As I was getting out of my car on Good Friday, a man approached me, "Miss, do you have any spare change so I could get something to eat, miss? I understand if you're strapped for money or don't have any to spare. Just thought I'd ask." His speech was slurred and he couldn't walk a straight line. He tripped and almost fell as he walked nearer. "Sorry, miss, I haven't slept in a long time. And I've smoked a lot of
pot today." The smell of alcohol wafted from his breath.
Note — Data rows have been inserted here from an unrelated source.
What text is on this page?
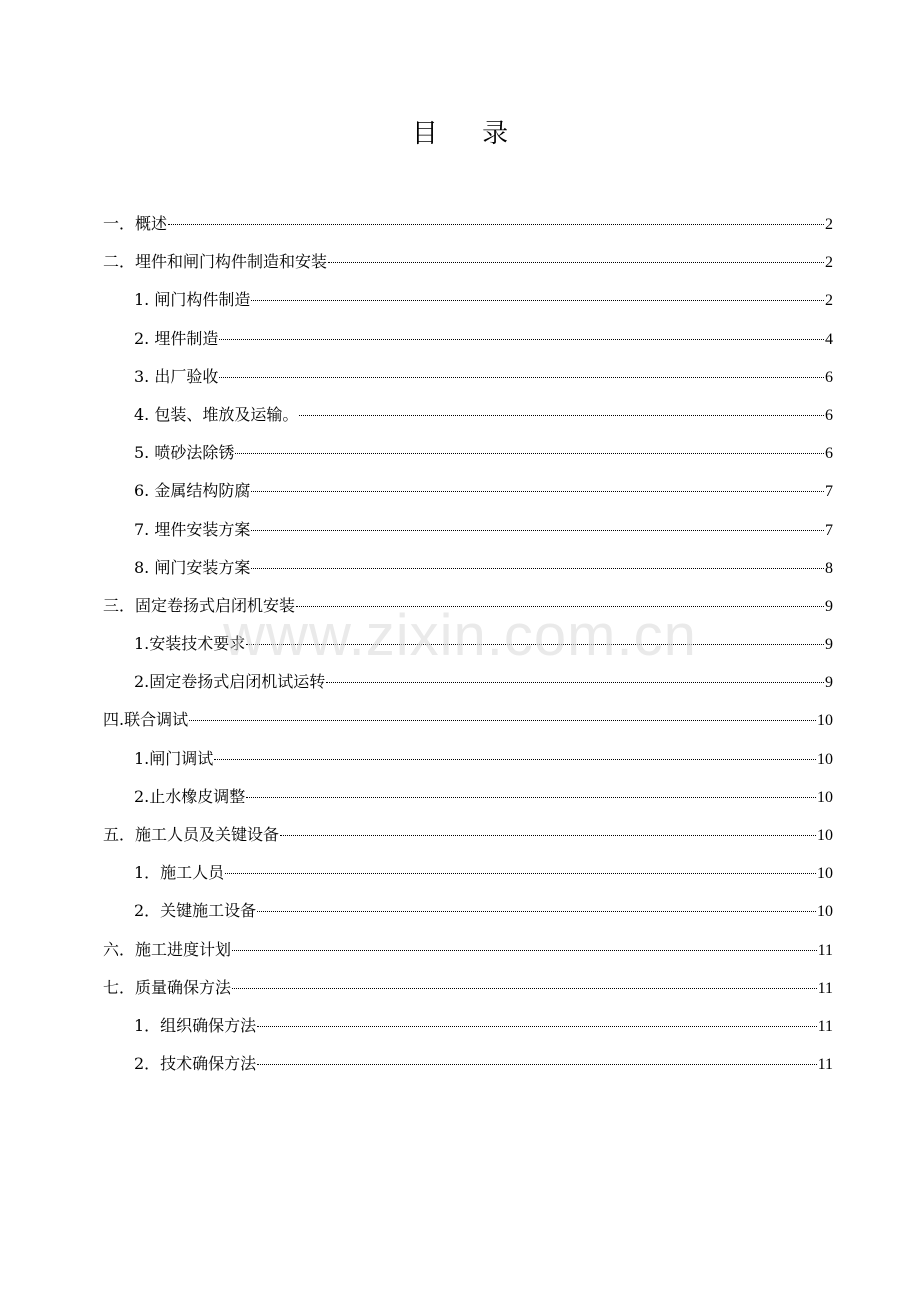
目 录
一．概述	2
二．埋件和闸门构件制造和安装	2
1. 闸门构件制造	2
2. 埋件制造	4
3. 出厂验收	6
4. 包装、堆放及运输。	6
5. 喷砂法除锈	6
6. 金属结构防腐	7
7. 埋件安装方案	7
8. 闸门安装方案	8
三．固定卷扬式启闭机安装	9
1.安装技术要求	9
2.固定卷扬式启闭机试运转	9
四.联合调试	10
1.闸门调试	10
2.止水橡皮调整	10
五．施工人员及关键设备	10
1．施工人员	10
2．关键施工设备	10
六．施工进度计划	11
七．质量确保方法	11
1．组织确保方法	11
2．技术确保方法	11
www.zixin.com.cn
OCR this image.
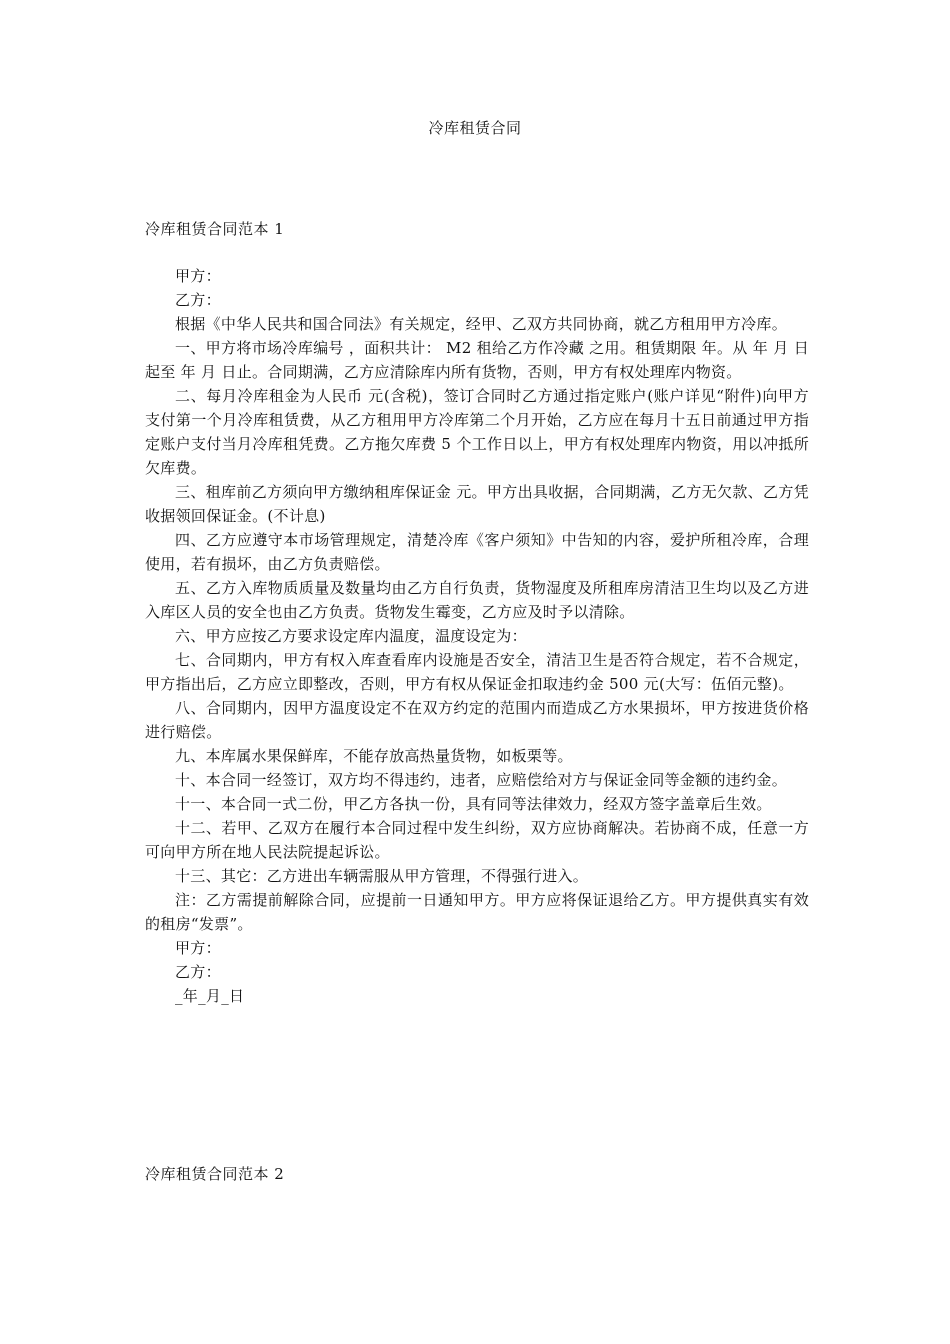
冷库租赁合同
冷库租赁合同范本 1

甲方：

乙方：

根据《中华人民共和国合同法》有关规定，经甲、乙双方共同协商，就乙方租用甲方冷库。

一、甲方将市场冷库编号 ，面积共计： M2 租给乙方作冷藏 之用。租赁期限 年。从 年 月 日起至 年 月 日止。合同期满，乙方应清除库内所有货物，否则，甲方有权处理库内物资。

二、每月冷库租金为人民币 元(含税)，签订合同时乙方通过指定账户(账户详见“附件)向甲方支付第一个月冷库租赁费，从乙方租用甲方冷库第二个月开始，乙方应在每月十五日前通过甲方指定账户支付当月冷库租凭费。乙方拖欠库费 5 个工作日以上，甲方有权处理库内物资，用以冲抵所欠库费。

三、租库前乙方须向甲方缴纳租库保证金 元。甲方出具收据，合同期满，乙方无欠款、乙方凭收据领回保证金。(不计息)

四、乙方应遵守本市场管理规定，清楚冷库《客户须知》中告知的内容，爱护所租冷库，合理使用，若有损坏，由乙方负责赔偿。

五、乙方入库物质质量及数量均由乙方自行负责，货物湿度及所租库房清洁卫生均以及乙方进入库区人员的安全也由乙方负责。货物发生霉变，乙方应及时予以清除。

六、甲方应按乙方要求设定库内温度，温度设定为：

七、合同期内，甲方有权入库查看库内设施是否安全，清洁卫生是否符合规定，若不合规定，甲方指出后，乙方应立即整改，否则，甲方有权从保证金扣取违约金 500 元(大写：伍佰元整)。

八、合同期内，因甲方温度设定不在双方约定的范围内而造成乙方水果损坏，甲方按进货价格进行赔偿。

九、本库属水果保鲜库，不能存放高热量货物，如板栗等。

十、本合同一经签订，双方均不得违约，违者，应赔偿给对方与保证金同等金额的违约金。

十一、本合同一式二份，甲乙方各执一份，具有同等法律效力，经双方签字盖章后生效。

十二、若甲、乙双方在履行本合同过程中发生纠纷，双方应协商解决。若协商不成，任意一方可向甲方所在地人民法院提起诉讼。

十三、其它：乙方进出车辆需服从甲方管理，不得强行进入。

注：乙方需提前解除合同，应提前一日通知甲方。甲方应将保证退给乙方。甲方提供真实有效的租房“发票”。

甲方：

乙方：

_年_月_日

冷库租赁合同范本 2
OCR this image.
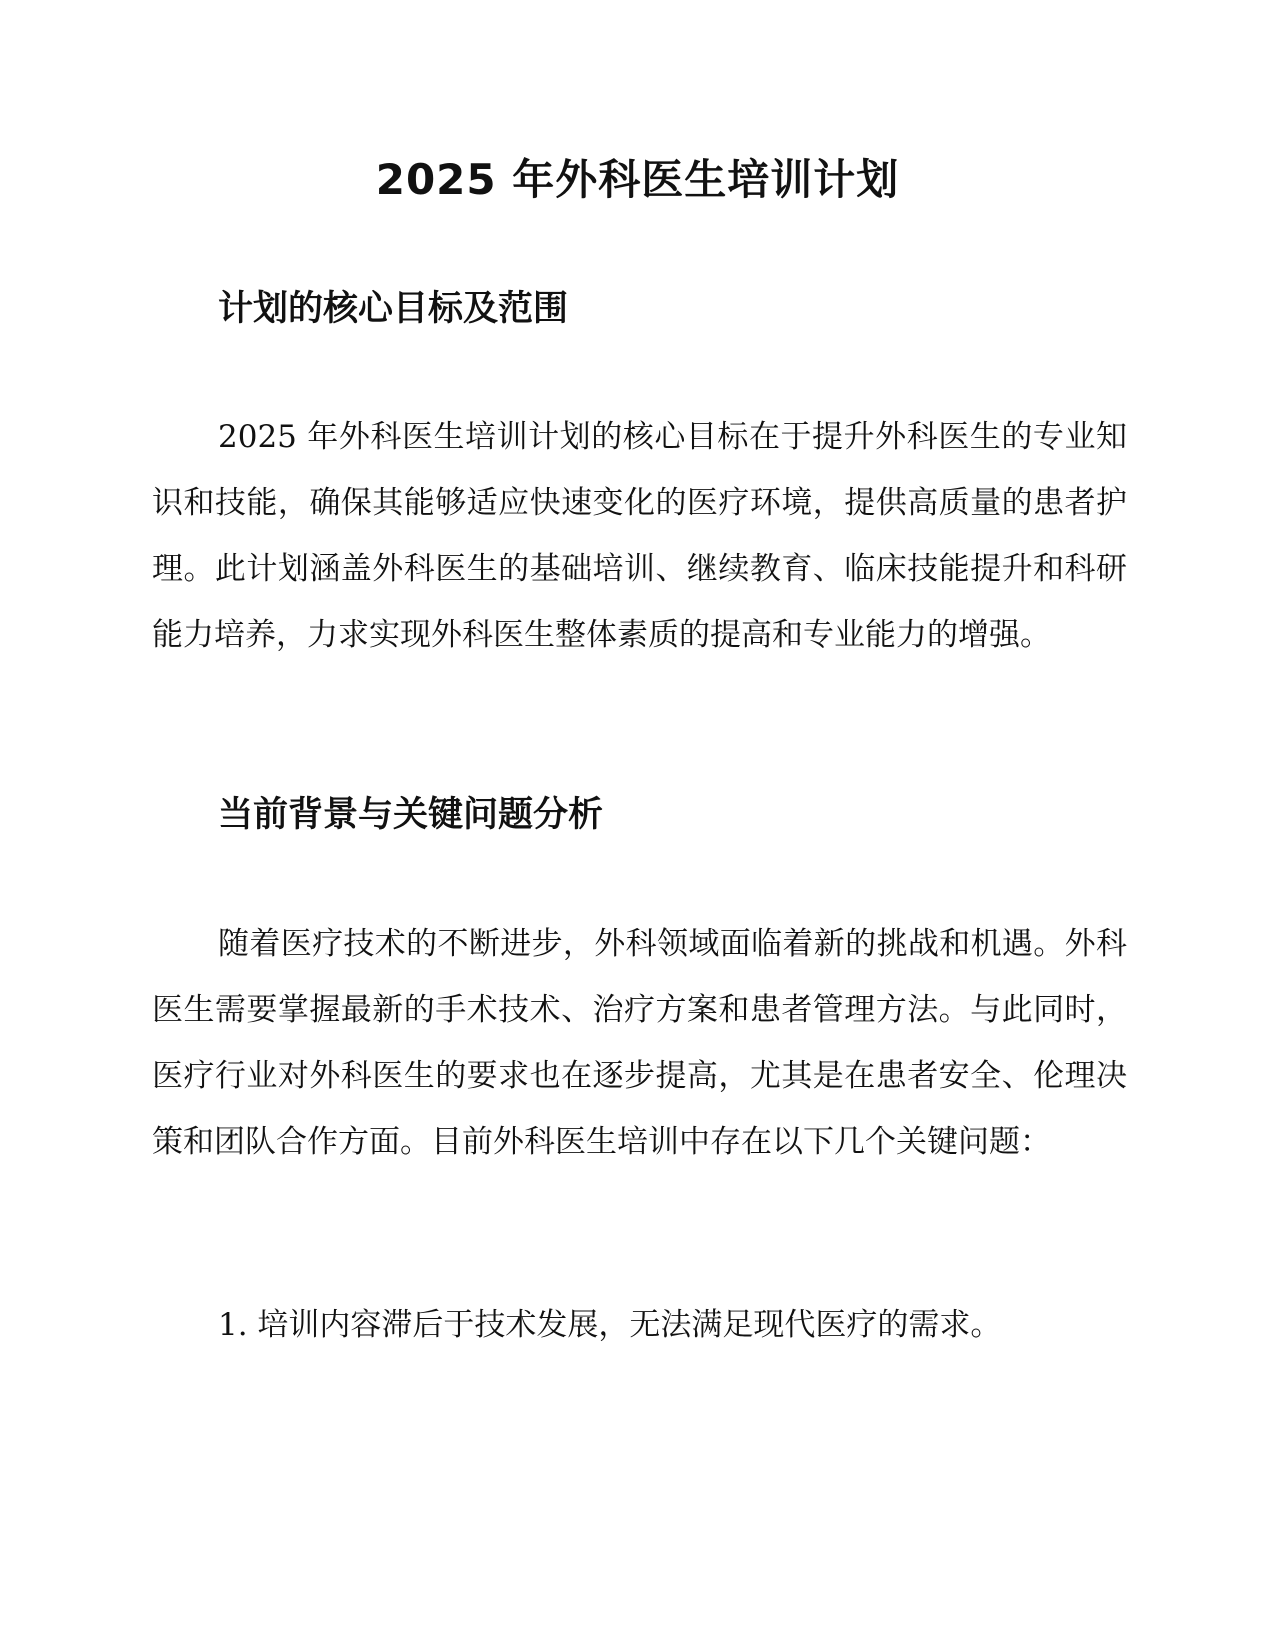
2025 年外科医生培训计划
计划的核心目标及范围

2025 年外科医生培训计划的核心目标在于提升外科医生的专业知识和技能，确保其能够适应快速变化的医疗环境，提供高质量的患者护理。此计划涵盖外科医生的基础培训、继续教育、临床技能提升和科研能力培养，力求实现外科医生整体素质的提高和专业能力的增强。

当前背景与关键问题分析

随着医疗技术的不断进步，外科领域面临着新的挑战和机遇。外科医生需要掌握最新的手术技术、治疗方案和患者管理方法。与此同时，医疗行业对外科医生的要求也在逐步提高，尤其是在患者安全、伦理决策和团队合作方面。目前外科医生培训中存在以下几个关键问题：

1. 培训内容滞后于技术发展，无法满足现代医疗的需求。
I had a measly two bucks, which I handed to him. I have no idea if he bought food with it, but it doesn't really matter. As I talked with him, I could almost hear the Lord saying, "Brianna, this is Me." Matthew 25: 40 "And the King will answer and say to them, 'Assuredly I say to you, inasmuch as you did it to one of the least of these, My brethren, you did it to Me." We ended up talking about the Lord, about His amazing love. I felt overwhelmed by my own selfishness. If Patrick hadn't approached me, I don't think I would have seen him. I wonder how often I miss out on encounters such as these because I am simply absorbed in my own world.
This year I have become more aware and thankful of what Christ did for us then ever before. Do you ever think about the Cross and feel as if you're seeing Him for the first time? Like you hear His call for the first time, to come and follow? Oh Lord, let me not forget again. Take this life of mine and use it for Your glory.